Pubblicato il 5 febbraio, 2019 | Ambito: Uncategorized

 

Diritto dell’ex coniuge al TFR: le condizioni

Il diritto a una quota del TFR spetta al coniuge divorziato, ma non a quello separato.

La legge sul divorzio stabilisce che all’ex coniuge spetta una quota del TFR percepito dall’altro, solo se ricorrono le seguenti condizioni:

  • la coppia ha divorziato;
  • all’altro coniuge è stato riconosciuto l’assegno divorzile, che non deve essere stato accettato in un’unica soluzione, ma percepito periodicamente;
  • l’altro coniuge non deve aver contratto nuove nozze;
  • il rapporto di lavoro in base al quale l’ex coniuge ha ottenuto il TFR deve essersi svolto prima del divorzio e non dopo.

Si tratta di una specie di ricompensa riconosciuta al coniuge per aver consentito all’altro di dedicarsi alla carriera.

 

Il diritto a percepire una quota del TFR

All’ex coniuge viene riconosciuto solo una parte del TFR: tale quota è pari al 40% dell’indennità totale, ma nel calcolo della stessa occorre considerare soltanto gli anni di matrimonio che coincidono con il rapporto di lavoro.

Devi sapere, inoltre, che nella determinazione della durata del matrimonio, si tiene conto anche dell’eventuale periodo di separazione legale; in altri termini,la legge considera il periodo di separazione compreso nel matrimonio.

Al riguardo, è utile ricordare che la Cassazione ha, in più occasioni, evidenziato che il diritto dell’altro coniuge alla quota del TFR nasce quando l’indennità di fine rapporto sia maturata al momento o dopo la presentazione della domanda di divorzio, ma non anche quando il diritto al TFR sia maturato prima di essa.

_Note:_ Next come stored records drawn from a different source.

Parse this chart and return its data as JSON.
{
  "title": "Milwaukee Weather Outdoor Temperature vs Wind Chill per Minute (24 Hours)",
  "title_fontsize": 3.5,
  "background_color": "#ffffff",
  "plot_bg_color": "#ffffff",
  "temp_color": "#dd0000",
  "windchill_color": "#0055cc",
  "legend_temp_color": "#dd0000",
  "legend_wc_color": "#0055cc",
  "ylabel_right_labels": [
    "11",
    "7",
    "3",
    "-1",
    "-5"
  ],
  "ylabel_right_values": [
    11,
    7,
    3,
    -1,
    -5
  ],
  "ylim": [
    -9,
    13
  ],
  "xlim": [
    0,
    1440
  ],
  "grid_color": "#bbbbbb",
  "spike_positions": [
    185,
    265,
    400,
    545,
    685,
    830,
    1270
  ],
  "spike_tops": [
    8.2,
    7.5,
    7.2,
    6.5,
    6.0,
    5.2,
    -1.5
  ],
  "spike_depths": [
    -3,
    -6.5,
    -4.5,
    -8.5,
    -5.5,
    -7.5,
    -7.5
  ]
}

Se, dunque, l’ex coniuge ottiene il pagamento del TFR durante il periodo di separazione e prima del divorzio, l’ex coniuge, pur non potendo reclamare la sua parte potrà, tuttavia, chiedere che il giudice tenga conto dell’importo percepito dal coniuge:

  • nella quantificazione dell’eventuale assegno di mantenimento (nell’ipotesi in cui la causa di separazione sia ancora pendente);
  • oppure in un successiva richiesta di aumento dell’assegno di mantenimento, presentando apposita domanda di modifica delle condizioni della separazione.